Its mentioned in page 14 this book on IFR
http://www.airforcehistory.hq.af.mil/Publications/fulltext/75yrs_inflight_refueling.pdf
Just after the UK government withdrew support, the US produced the S-42 and M-130 which seems to have set the scene for UK government ****-ups when it came to aircraft.
By: Rob Boyter - 3rd June 2013 at 16:32
I know it’s way past time to reply to this thread, but I just got here. The issue of why the Supermarine Type 179 6 engined RR Buzzard powered aircraft was abandoned in 1932 should be discernible to anyone who remembers the history of the UK and the World economy at that time. The World was in the midst of a fearsome depression, and the UK had been suffering through the post Great War period due to the vast cost of the War, and the ridiculous idea that Germany would pay everyone for it. John Maynard Keynes eventually left the Paris Peace Conference having told the British and the French and everyone else that there was no money for the Reparations they wanted, and that the world economy was in a very fragile state. No one likes a kill-joy at a party which is what, having read Margaret MacMillan’s Paris 1919, the Peace Conference was, a chance for various governments and their ministers to have a ripping time in Paris, and to fantasize about what they were going to do with all that imaginary Reparations money. It is a very sad and rather depressing reflection on the wilful blindness of political and civil service figures.
I gather the Buzzard, despite giving rise to the R engine of the Supermarine S6 and S6B, was a very unsuccessful engine. Whether it was that it never found the right aircraft to employ it (which seems odd if it were reliable) or simply that it was in need of further development as was the case when a junior version became the Merlin, and the full 27 litre engine was re-worked to emerge 10 years later as the Griffon is beyond our ability to know at this late stage.

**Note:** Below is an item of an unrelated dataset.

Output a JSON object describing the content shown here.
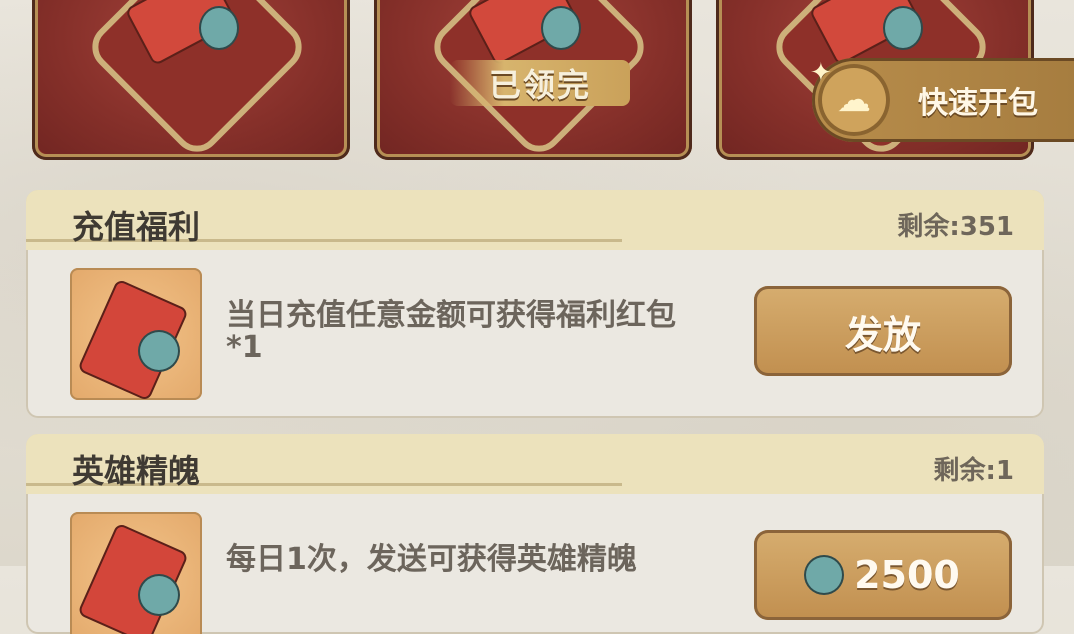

By: Matty - 30th August 2007 at 16:25
I don’t think it’s a particularly pretty plane, influence of the Dornier Do-X is apparent.
Check your PM

By: PMN1 - 30th August 2007 at 08:44
What do you want to know specifically? There’s a chapter on it in the Putnam Supermarine Aircraft since 1914. Looks like the main fuselage was built before it was cancelled. There’s a photo of it, looks like a real monster.
Expected performance figures, engine type etc really – from the picture, does it look ‘right’ or does it look like a dog?
By: Matty - 30th August 2007 at 01:07
What do you want to know specifically? There’s a chapter on it in the Putnam Supermarine Aircraft since 1914. Looks like the main fuselage was built before it was cancelled. There’s a photo of it, looks like a real monster.